The holiday shopping season is about upon us as “Black Friday” is just days away. Its negative reputation has come from traffic, crowds and hostile behavior. But many people still get excited for the lines, the crowds, and especially the deals. It’s now the single busiest shopping day of the year.
American consumers plan to spend an average of $935.58 during the holiday shopping season this year, according to National Retail Federation’s survey conducted by Prosper Insights. Retailers are gearing up for the big day, especially the “big box” stores that sell name-brand appliances, housewares, electronics and other popular gift items. Newspapers are stuffed with sale flyers, commercials are promoting the “door buster” deals and online ads promise the best bargains.
But it’s not just Black Friday anymore. Cyber Monday, the Monday after Thanksgiving, is one of the biggest days of the year for online sales.

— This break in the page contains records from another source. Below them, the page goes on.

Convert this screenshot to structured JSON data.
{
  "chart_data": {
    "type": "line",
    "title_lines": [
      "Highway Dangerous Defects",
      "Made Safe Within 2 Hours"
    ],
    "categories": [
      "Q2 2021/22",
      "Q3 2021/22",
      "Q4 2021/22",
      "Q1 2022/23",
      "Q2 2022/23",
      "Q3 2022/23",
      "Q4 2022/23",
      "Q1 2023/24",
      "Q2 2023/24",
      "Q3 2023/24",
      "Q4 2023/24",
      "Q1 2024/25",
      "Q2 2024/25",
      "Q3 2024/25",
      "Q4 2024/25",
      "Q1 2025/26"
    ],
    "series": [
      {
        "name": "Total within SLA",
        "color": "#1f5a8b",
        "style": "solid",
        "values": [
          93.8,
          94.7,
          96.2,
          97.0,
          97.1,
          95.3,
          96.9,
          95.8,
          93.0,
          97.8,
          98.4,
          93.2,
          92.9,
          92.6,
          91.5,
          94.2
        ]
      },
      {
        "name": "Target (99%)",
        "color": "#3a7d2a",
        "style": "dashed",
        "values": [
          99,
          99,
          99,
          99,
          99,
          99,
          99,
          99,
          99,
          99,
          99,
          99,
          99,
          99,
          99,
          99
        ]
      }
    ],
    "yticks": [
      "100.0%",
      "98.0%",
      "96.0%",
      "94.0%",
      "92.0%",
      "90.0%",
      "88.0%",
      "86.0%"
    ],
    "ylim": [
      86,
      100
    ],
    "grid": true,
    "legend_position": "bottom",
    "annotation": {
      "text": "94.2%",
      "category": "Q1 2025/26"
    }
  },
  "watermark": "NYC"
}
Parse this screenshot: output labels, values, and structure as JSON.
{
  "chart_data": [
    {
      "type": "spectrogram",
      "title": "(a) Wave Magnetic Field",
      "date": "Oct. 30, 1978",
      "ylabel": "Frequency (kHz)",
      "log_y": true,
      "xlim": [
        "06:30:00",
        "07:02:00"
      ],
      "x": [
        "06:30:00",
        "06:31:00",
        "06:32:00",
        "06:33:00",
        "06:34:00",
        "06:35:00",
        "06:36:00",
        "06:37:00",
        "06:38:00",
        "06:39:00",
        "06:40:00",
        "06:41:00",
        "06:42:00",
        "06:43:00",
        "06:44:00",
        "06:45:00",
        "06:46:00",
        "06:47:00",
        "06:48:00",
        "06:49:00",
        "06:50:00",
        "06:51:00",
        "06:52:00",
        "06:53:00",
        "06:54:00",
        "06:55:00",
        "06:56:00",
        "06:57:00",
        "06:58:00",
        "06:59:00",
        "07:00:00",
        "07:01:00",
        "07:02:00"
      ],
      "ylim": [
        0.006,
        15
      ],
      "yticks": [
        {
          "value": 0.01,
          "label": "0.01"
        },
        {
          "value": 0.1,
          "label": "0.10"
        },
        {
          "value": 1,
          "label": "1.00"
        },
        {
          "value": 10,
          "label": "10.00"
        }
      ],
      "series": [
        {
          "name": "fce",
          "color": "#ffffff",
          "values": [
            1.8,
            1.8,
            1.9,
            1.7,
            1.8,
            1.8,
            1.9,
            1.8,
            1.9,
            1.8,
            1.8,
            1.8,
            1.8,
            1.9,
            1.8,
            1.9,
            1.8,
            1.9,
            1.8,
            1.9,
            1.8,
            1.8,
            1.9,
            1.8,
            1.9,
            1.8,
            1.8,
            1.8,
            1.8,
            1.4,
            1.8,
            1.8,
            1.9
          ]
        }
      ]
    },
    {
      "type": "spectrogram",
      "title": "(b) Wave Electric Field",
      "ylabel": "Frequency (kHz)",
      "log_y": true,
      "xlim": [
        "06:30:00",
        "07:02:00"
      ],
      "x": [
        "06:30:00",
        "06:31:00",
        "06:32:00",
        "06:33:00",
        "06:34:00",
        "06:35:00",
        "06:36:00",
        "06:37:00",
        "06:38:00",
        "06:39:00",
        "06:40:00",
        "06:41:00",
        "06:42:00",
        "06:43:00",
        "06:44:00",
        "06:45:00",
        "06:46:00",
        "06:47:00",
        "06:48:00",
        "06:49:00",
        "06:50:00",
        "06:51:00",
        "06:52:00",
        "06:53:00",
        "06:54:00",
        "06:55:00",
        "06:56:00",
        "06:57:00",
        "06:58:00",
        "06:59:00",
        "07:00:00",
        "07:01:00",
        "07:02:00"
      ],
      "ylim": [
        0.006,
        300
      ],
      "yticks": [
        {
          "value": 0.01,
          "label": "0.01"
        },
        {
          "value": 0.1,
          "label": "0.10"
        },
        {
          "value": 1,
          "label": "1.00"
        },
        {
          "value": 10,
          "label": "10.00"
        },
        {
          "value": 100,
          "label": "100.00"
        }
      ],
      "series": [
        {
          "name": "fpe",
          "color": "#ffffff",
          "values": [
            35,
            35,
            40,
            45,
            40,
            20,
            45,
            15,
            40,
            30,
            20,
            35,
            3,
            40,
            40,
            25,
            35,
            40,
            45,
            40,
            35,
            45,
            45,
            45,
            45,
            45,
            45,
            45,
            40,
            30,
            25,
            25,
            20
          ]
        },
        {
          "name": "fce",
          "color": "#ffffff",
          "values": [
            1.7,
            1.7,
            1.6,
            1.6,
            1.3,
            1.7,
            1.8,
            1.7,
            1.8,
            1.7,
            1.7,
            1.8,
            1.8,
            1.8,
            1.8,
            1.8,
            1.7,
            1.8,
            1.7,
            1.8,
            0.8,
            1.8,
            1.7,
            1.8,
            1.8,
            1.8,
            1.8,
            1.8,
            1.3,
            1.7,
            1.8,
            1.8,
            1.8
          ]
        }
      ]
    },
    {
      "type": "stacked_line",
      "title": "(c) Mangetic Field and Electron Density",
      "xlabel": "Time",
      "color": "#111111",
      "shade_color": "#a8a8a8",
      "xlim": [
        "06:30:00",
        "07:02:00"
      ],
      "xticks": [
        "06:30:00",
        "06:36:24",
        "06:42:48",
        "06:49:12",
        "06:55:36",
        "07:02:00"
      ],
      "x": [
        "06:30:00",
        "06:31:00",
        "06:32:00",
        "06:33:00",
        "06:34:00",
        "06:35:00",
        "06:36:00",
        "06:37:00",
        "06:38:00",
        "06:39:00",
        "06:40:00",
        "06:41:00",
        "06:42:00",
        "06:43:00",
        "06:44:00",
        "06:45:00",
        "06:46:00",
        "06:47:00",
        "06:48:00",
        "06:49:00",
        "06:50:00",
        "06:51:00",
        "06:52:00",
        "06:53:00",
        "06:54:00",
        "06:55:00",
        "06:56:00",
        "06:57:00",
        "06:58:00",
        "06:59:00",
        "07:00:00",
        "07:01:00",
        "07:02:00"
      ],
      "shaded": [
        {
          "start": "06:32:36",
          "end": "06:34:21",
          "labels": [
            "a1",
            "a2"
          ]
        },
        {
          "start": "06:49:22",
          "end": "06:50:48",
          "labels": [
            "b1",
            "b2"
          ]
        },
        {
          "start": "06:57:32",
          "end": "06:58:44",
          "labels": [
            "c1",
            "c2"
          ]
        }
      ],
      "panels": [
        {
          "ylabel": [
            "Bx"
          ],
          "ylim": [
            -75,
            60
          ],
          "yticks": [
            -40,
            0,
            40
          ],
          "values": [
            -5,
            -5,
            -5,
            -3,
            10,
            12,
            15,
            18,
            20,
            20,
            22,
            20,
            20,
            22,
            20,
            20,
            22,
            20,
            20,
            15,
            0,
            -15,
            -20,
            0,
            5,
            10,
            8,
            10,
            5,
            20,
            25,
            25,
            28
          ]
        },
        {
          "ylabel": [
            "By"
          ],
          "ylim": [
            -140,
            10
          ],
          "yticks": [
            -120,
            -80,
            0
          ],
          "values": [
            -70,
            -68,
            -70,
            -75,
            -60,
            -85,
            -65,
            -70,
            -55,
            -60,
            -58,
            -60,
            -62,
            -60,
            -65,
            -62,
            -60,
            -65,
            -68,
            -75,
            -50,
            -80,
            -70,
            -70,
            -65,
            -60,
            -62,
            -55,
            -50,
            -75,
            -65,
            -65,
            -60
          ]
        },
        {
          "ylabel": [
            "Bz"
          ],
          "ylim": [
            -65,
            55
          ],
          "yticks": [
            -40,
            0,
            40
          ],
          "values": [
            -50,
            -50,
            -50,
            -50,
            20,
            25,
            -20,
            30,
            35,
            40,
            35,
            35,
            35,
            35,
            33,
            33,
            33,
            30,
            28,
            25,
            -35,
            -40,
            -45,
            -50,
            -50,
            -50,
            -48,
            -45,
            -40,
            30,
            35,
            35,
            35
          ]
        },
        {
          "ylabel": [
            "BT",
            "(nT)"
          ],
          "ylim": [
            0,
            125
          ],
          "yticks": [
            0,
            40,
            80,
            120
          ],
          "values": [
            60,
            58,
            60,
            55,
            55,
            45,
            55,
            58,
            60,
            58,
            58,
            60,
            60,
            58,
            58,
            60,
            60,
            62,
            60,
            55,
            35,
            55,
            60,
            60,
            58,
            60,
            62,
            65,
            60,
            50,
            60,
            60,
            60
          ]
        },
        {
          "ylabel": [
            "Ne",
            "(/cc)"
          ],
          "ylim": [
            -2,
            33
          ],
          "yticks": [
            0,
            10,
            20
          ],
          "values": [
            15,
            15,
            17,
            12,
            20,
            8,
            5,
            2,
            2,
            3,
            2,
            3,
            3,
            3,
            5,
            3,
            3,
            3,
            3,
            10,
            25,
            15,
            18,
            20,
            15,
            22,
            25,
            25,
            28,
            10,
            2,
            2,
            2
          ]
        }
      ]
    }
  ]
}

In fact, in 2017, mobile shopping on Cyber Monday added up to $2 billion in a 24-hour period.
With so much holiday shopping ahead, your Better Business Bureau wants to make sure consumers are armed with the best tips to have the best experience.
Whether it’s online or you are looking at ads planning your in-store shopping, it’s important to do your research. First, be sure to read product reviews. You can also check out bbb.org for business reviews. Look at the sales flyers and ads, compare prices and look for early promotions and “flash sales.”
Make sure you read the fine print. Some stores only honor sale ads during a certain time frame, or on certain days. Some stores may only allow you to purchase one item, particularly if it’s a large, popular and/or deeply discounted product.
Also, while shopping online, use retail websites that you trust. Use common sense and avoid deals that seem “too good to be true.”
Do you know who you are buying from? Some of the best deals are only available online, but be careful. It’s easy for a fake site to mimic a famous retailer’s website, so make sure you are shopping with a legitimate site.
Shop with a credit card when possible. A credit card provides additional protections over a debit card in case of fraudulent transactions. If your card number is compromised, it’s easier to dispute any charges that you didn’t approve. Prepaid cards or gift cards don’t have the same protections as a credit card, but you’ll never lose more than the value of the card itself.
Gift receipts and saved warranty information can be lifesavers. A gift receipt can be tucked into a gift item or card so that the recipient can return or exchange a gift if it’s not just right. Be sure to pass along any information about returns, exchanges, repairs and warranties to the person who will use the item.